The training datasets and testing datasets are both located in the ssddata_1 folder https://www.kaggle.com/vsdf2898kaggle/osocrtraining?select=ssddata_1
The models are located in the models-release folder https://www.kaggle.com/vsdf2898kaggle/osocrtraining?select=models-release
We use the evaluation datasets shared by ClovaAI: https://www.dropbox.com/sh/i39abvnefllx2si/AAAbAYRvxzRp3cIE5HzqUw3ra?dl=0
Their repo: https://github.com/clovaai/deep-text-recognition-benchmark
We also offer a alternative copy in the ssddata_2 folder https://www.kaggle.com/vsdf2898kaggle/osocrtraining?select=ssddata_2
Despite being MJ-ST combination, there are a number of varients. We use the datasets provided in DAN and it's uploaded to the Kaggle repo.
https://www.kaggle.com/vsdf2898kaggle/osocrtraining?select=NIPS2014
https://www.kaggle.com/vsdf2898kaggle/osocrtraining?select=CVPR2016
You need to rearrange them like the following in the ssddata folder.
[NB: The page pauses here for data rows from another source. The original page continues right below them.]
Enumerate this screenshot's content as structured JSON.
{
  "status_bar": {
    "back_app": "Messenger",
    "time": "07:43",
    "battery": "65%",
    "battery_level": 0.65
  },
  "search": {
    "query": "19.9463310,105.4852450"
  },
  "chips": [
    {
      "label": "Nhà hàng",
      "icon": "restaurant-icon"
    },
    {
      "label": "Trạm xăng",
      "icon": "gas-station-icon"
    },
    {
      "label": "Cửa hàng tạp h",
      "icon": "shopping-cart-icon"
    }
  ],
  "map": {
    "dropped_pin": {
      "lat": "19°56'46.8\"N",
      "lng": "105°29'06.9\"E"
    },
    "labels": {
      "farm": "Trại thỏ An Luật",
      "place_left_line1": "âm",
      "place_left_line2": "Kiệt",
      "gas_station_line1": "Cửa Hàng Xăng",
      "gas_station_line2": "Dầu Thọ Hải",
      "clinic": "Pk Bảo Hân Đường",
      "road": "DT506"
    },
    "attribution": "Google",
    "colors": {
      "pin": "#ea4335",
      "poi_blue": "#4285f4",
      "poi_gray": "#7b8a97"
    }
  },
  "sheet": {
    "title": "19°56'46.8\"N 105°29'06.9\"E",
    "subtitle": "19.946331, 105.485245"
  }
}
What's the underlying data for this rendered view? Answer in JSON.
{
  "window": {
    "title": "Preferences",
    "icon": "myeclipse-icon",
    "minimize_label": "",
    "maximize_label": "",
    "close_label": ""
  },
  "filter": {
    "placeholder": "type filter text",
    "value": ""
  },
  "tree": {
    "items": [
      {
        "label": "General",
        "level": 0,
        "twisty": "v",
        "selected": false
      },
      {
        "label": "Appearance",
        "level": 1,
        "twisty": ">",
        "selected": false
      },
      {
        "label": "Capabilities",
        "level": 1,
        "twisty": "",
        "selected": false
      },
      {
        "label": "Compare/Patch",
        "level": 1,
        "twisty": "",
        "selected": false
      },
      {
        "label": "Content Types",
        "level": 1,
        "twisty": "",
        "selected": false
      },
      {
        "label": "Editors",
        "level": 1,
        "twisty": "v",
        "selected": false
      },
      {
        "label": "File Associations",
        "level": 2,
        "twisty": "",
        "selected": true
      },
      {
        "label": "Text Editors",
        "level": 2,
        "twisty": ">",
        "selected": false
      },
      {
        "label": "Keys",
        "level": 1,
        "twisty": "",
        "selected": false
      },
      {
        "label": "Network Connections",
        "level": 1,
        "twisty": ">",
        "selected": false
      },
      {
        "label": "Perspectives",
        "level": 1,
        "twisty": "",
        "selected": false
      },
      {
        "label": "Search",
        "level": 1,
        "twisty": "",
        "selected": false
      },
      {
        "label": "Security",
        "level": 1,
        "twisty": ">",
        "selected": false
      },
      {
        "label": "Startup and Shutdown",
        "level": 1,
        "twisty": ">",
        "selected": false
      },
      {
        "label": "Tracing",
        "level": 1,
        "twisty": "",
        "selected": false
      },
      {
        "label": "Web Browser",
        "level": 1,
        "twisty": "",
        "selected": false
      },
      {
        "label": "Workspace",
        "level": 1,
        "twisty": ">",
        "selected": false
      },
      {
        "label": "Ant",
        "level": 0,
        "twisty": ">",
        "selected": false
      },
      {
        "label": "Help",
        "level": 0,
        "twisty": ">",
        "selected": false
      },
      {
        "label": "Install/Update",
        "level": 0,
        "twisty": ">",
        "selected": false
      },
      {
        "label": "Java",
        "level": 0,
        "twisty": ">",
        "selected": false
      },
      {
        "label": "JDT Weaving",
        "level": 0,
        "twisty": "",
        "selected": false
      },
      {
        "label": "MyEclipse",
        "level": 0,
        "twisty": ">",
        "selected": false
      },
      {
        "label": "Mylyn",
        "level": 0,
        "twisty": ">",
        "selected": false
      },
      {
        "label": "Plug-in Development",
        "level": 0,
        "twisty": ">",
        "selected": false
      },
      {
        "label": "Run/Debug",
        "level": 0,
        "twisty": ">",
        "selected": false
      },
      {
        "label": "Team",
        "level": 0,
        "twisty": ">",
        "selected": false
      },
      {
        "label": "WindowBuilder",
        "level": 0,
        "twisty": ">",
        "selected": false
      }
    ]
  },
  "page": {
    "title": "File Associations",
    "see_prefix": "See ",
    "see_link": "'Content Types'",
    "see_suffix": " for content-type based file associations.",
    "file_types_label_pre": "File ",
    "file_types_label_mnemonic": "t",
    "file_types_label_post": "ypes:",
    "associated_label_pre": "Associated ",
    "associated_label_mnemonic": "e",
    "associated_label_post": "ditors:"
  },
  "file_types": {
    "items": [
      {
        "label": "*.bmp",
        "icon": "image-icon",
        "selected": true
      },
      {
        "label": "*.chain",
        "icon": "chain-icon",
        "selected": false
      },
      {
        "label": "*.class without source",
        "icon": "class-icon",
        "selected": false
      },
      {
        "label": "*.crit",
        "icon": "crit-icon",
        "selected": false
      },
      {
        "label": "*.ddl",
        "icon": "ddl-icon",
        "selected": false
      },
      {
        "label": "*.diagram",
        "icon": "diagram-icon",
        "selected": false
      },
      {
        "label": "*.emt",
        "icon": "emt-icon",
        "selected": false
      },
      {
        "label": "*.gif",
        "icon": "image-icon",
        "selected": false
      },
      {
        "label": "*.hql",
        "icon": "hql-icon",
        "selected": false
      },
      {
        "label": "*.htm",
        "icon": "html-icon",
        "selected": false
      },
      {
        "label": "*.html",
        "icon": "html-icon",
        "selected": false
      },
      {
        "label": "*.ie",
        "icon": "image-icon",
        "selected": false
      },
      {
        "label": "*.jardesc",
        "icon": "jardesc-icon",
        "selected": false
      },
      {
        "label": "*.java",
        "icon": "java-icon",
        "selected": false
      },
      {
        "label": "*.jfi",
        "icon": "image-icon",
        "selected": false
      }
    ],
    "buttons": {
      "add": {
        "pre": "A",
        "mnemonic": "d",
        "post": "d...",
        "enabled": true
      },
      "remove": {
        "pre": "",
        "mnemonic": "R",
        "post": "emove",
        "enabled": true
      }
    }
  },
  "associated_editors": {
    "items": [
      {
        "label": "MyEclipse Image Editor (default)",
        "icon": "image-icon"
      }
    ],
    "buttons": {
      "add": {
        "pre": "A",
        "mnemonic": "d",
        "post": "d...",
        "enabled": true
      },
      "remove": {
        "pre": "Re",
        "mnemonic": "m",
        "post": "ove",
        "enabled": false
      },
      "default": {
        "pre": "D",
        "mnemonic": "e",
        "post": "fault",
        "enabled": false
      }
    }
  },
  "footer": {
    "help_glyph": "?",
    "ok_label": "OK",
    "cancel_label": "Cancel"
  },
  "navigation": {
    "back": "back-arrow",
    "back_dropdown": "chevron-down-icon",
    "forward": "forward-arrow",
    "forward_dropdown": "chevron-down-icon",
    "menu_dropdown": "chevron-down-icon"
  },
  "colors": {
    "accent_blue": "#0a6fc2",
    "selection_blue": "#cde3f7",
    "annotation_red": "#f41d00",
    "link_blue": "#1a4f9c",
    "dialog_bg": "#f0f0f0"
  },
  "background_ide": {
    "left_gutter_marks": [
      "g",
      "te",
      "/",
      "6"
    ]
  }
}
Alternatively, you can use the DAN version, and the datasets can be found here: https://github.com/Wang-Tianwei/Decoupled-attention-network
We ran 800k iterations for training model used on this task
The definition Line Accuracy(Word Accuracy) and Character Accuracy(1-NED) can be found here:
https://rrc.cvc.uab.es/?ch=14&com=tasks
Ablative models are trained on a server with 4 1080tis, 2 E5-2620 v4 CPUs, and 64Gib RAM.
Torch version is 1.7.1 (sry I previously mistook it as 1.7.0) and CUDA version is V10.1.243.
Evaluation is conducted on:
- Laptop with RTX 2070 mobile(~7 Tflops) and I5-9400 (as a reference of low-energy-consumption deployment).
- Server with one RTX 3090(~28 Tflops) and 2 E5-2620v3 CPUs (as a reference of speed-first deployment).
Generally, the regular model takes ~6 Gib to train and less than 1.8 Gib for evaluation, and the large model takes ~11 Gib to train and 2.4 Gib for evaluation.
Training data builder is now released in https://github.com/lancercat/OSOCR-data/
Together there is a document guides you through building your own training data.